В частности, мы уже говорили о месте тембра кларнета в «Концерте-серенаде», пронзительное, щемящее звучание которого буквально «рассказывает» о нестерпимой боли потери великого русского барда. В монументальной Четвертой симфонии в каждой из оркестровых групп подчеркнут не столько индивидуальный тембровый колорит, сколько каждая выражает собственную образно-эмоциональную сферу, то есть в драматургическом и общекомпозиционном плане роль тембра является доминирующей. Таким же определяющим следует считать его значение и в Katzenmusik – «Кошачьей серенаде» (для 6–12 валторн, 1990), чей иронический характер выявлен через тембровую оригинальность валторновых партий; или в Treversium, где конфликт агрессивного, динамичного и ясного, прозрачного – это конфликт звучностей и звуковых движений. Даже в виртуозном Hommage, где, казалось бы, все направлено на раскрытие регистрового и исполнительского богатства солирующего фагота (неслучайно и посвящение прославленному фаготисту В. Попову), композитор не отказывается от сугубо драматургического толкования тембра: вначале как участника образно-эмоционального действа, а уж после – изумляющего мастерством солиста-инструменталиста. Как, впрочем, и в пьесе «В манере Гогена» (для кларнета, скрипки, виолончели и фортепиано, 1994), чье название напрямую располагает к звукоизобразительности, и тем не менее автор использует тембр как характер, а не «мазок», что лишь сближает музыку с красочной живописью французского художника.
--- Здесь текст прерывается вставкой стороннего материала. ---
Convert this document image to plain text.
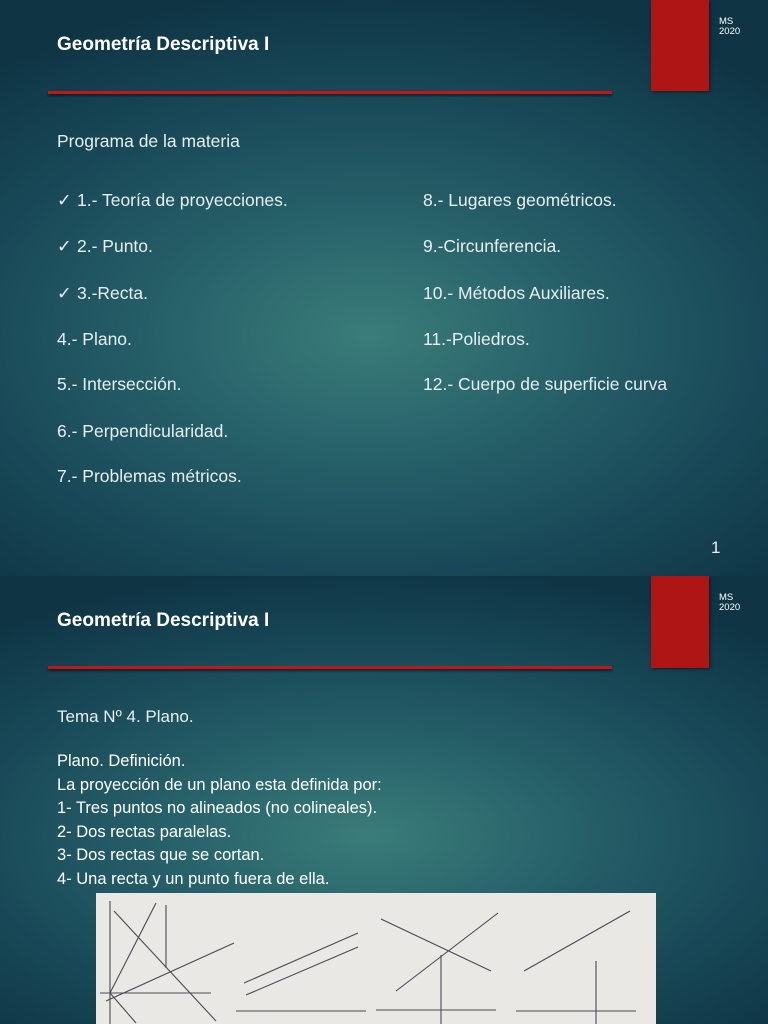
Geometría Descriptiva I
MS
2020
Programa de la materia
✓ 1.- Teoría de proyecciones.
✓ 2.- Punto.
✓ 3.-Recta.
4.- Plano.
5.- Intersección.
6.- Perpendicularidad.
7.- Problemas métricos.
8.- Lugares geométricos.
9.-Circunferencia.
10.- Métodos Auxiliares.
11.-Poliedros.
12.- Cuerpo de superficie curva
1
MS
2020
Geometría Descriptiva I
Tema Nº 4. Plano.
Plano. Definición.
La proyección de un plano esta definida por:
1- Tres puntos no alineados (no colineales).
2- Dos rectas paralelas.
3- Dos rectas que se cortan.
4- Una recta y un punto fuera de ella.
В каждом из четырех concerto grosso свои темброво-драматургические закономерности, обусловленные хотя бы тем, что De Profundis написан для скрипки, альта и оркестра, Gloria для оркестра, Te Deum для оркестра с солирующим фортепиано, а Credo для виолончели с оркестром. Первый, третий и четвертый ближе по жанру к концертному, второй – симфоническому. Правда, деление это весьма приблизительное, так как во всех четырех концертность перемешана с симфонизмом, а симфонизм с концертностью. Общим становится и то, что в каждом концерте в той или иной мере соблюдены принципы и особенности традиционного concerto grossо. Наконец, еще один объединяющей момент для De Profundis, Gloria, Te Deum и Credo: фактуры всех сочинений насыщенны, плотны и интенсивны, во всех главенствует сонорика и мощные звучности, и, таким образом, развитие циклов осмысляется композитором как движение плотностей, соноров и интенсивностей. Разной протяженности туттийные звучности: тот самый сплошной тембр, посредством которого удивительным образом – тембр-то тотальный, недифференцированный! – передаются и доносятся до слушателя различные содержания и смыслы павленковских concerto. В этом, пожалуй, можно усмотреть то новое, что привнес в музыку Сергея Павленко ХХI век: в качестве основы тембровой драматургии сочинения предстает не отдельный тембр или тембры, не группы инструментов и тембров, не противостояние разных по окрасу звучаний и колоритов, но нечто в тембровой характеристике цельное, плотное, неделимое и динамичное.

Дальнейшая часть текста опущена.